Piss off, chum – if you hadn’t done such a half-arsed job of drawing up a draft constitution for the EU we wouldn’t be in this mess.
Yep, the chap who headed up the Convention on the Future of Europe that produced the unweildy breezeblock of text that was categorically rejected by French and Dutch voters last year (for reasons which no one – no matter what they may claim – has any clue about thanks to the simple “yes / no” set-up) is still trying desperately to resuscitate his baby, despite it having dead and buried for a good six months (full text .pdf):
“the rejection of the constitutional treaty in France was an error which will have to be corrected”
No, mate – the constitution itself was an error which will have to be corrected.
The content of the rest of his talk, delivered at the London School of Economics on Tuesday evening, demonstrates precisely why he was exactly the wrong man for the job of creating a document designed to unite the continent behind a series of set ideals.
He mentions the six-monthly shift in presidency as a flaw in the current arrangement (which it is), but not thanks to practicalities – lack of a coherent policy agenda, inability to present one external face for dealings with the rest of the world, lack of a single spokesman to express the “EU view” on the rare occasions such a thing could be said to exist. Instead, the flaw in the current system is that it “is totally inadequate for building a strong political union of Europe” – when these days it’s arguable that a majority even in continental Europe do not want such a thing.
He then expands this assumption of what “the people of Europe” (his phrase) actually want into an insanely outdated teleology that could have been plucked straight from the mouth of one of the EU’s overly idealisitic post-war founders:
“The political Union of Europe is not a circle, periodically coming back to the same starting point. It is a trajectory, leading from a starting point to a final goal.
“This trajectory may take time, may face new obstacles, but it is a waste of time and energy to keep on reopening the initial debate.
“The ultimate goal of the political union is to give Europe the institutional framework which will enable it to carry out common policies at European level.”
We’ve already got common policies being carried out at the European level, old chum. But it is by no means certain that “the people of Europe” have any desire to increase the supranational decision-making process. Because – ignoring the differing opinions between different states – on the few occasions when they have been consulted the questions have been far to broad to draw any real conclusions from the answers.
And let’s not forget that I’m pro-EU.
He goes on to argue that
“It is no longer a matter of debating what we want to do, but of determining how to do it.”
But this is yet another nonsense.

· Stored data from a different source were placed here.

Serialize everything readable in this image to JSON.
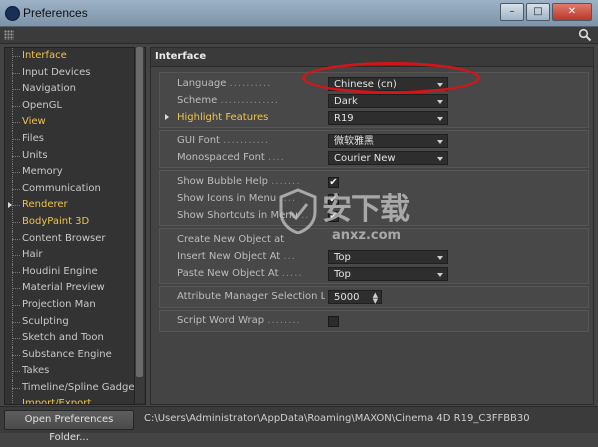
{
  "window": {
    "title": "Preferences"
  },
  "sidebar": {
    "items": [
      {
        "label": "Interface",
        "style": "active"
      },
      {
        "label": "Input Devices",
        "style": ""
      },
      {
        "label": "Navigation",
        "style": ""
      },
      {
        "label": "OpenGL",
        "style": ""
      },
      {
        "label": "View",
        "style": "yellow"
      },
      {
        "label": "Files",
        "style": ""
      },
      {
        "label": "Units",
        "style": ""
      },
      {
        "label": "Memory",
        "style": ""
      },
      {
        "label": "Communication",
        "style": ""
      },
      {
        "label": "Renderer",
        "style": "yellow expand"
      },
      {
        "label": "BodyPaint 3D",
        "style": "yellow"
      },
      {
        "label": "Content Browser",
        "style": ""
      },
      {
        "label": "Hair",
        "style": ""
      },
      {
        "label": "Houdini Engine",
        "style": ""
      },
      {
        "label": "Material Preview",
        "style": ""
      },
      {
        "label": "Projection Man",
        "style": ""
      },
      {
        "label": "Sculpting",
        "style": ""
      },
      {
        "label": "Sketch and Toon",
        "style": ""
      },
      {
        "label": "Substance Engine",
        "style": ""
      },
      {
        "label": "Takes",
        "style": ""
      },
      {
        "label": "Timeline/Spline Gadget",
        "style": ""
      },
      {
        "label": "Import/Export",
        "style": "yellow"
      }
    ]
  },
  "main": {
    "header": "Interface",
    "language": {
      "label": "Language",
      "value": "Chinese (cn)"
    },
    "scheme": {
      "label": "Scheme",
      "value": "Dark"
    },
    "highlight": {
      "label": "Highlight Features",
      "value": "R19"
    },
    "gui_font": {
      "label": "GUI Font",
      "value": "微软雅黑"
    },
    "mono_font": {
      "label": "Monospaced Font",
      "value": "Courier New"
    },
    "bubble_help": {
      "label": "Show Bubble Help",
      "checked": "✔"
    },
    "icons_menu": {
      "label": "Show Icons in Menu",
      "checked": "✔"
    },
    "shortcuts_menu": {
      "label": "Show Shortcuts in Menu",
      "checked": "✔"
    },
    "create_new": {
      "label": "Create New Object at"
    },
    "insert_new": {
      "label": "Insert New Object At",
      "value": "Top"
    },
    "paste_new": {
      "label": "Paste New Object At",
      "value": "Top"
    },
    "attr_limit": {
      "label": "Attribute Manager Selection Limit",
      "value": "5000"
    },
    "word_wrap": {
      "label": "Script Word Wrap",
      "checked": ""
    }
  },
  "watermark": {
    "main": "安下载",
    "sub": "anxz.com"
  },
  "footer": {
    "open_button": "Open Preferences Folder...",
    "path": "C:\\Users\\Administrator\\AppData\\Roaming\\MAXON\\Cinema 4D R19_C3FFBB30"
  }
}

The world, as you may have noticed, has changed rather considerably since the 1950s foundation of the Union, and again since the 1980s heyday of negotiations for the current set-up. The Union itself has expanded to 25 members, a number of whom are still recovering from half a century of poverty and oppression. It’s no longer a rich boys’ club – yet the likes of Giscard d’Estaing would like to carry on as if nothing has changed.
So dear Valery’s assertion that federalism is still the thrust is as idiotic as it is inflammatory. The insistence on a “one size fits all” approach to closer union is insane when looking at the vastly differing concerns of the member states. As it is, recent weeks have seen announcements of core members banding closer together through single energy markets (a logical evolution of the initial Coal and Steel Community); we already have the Eurozone; some member states have opt-outs from the Schengen Agreement.
Much as the thick kid at school shouldn’t hold back his brighter classmates, so his cleverer fellows shouldn’t force him to move onto the next text book before he is ready. If those who share Giscard d’Estaing’s vision of a future Europe are so keen, let them charge ahead and form broad, all-encompassing common policy zones. But if they keep trying to drag the more reluctant members along with them, no one will end up happy. Let us thickies stay in the remedial class practicing our addition while you lot skip off to practice long division in the top set – but don’t tease us for not understanding what you’re doing, because the dense ones are generally more likely to beat up the smug spods. It’ll all end in tears.
Giscard d’Estaing’s vision of a future happy, united, federal Europe is, as far as I’m concerned, a rather nice one. But it’s not even remotely likely for at least another couple of hundred years, so there’s no point in forcing it.
In the meantime, it is not the French and Dutch “No” votes nor British, Danish or Austrian euroscepticism, but the self-satisfied likes of Giscard d’Estaing, with their constant rhetoric of “I’m right, everyone else is wrong, and you’re all stupid for not listening to me and doing what I say”, that is the single biggest obstacle in the way of the EU’s advancement.
You want a federal superstate? Fine, you can dream. But it’s not going to happen in your lifetime or mine, so why not accept the facts and shut the hell up? All you’re doing in the meantime is stirring up shit and making it a lot harder to sell the realistic potential benefits the EU could offer if it were able to take a time out and re-think its current “one size fits all” strategy.
Next year will see the 50th anniversary of the signing of the Treaty of Rome. In half a century much has been achieved, but no matter what Giscard d’Estaing may say, the failures and confusions of the last couple of years would tend to suggest that it is precisely the initial debate which needs to be re-opened. The only thing that seems certain is that the EU is not agreed on its future heading.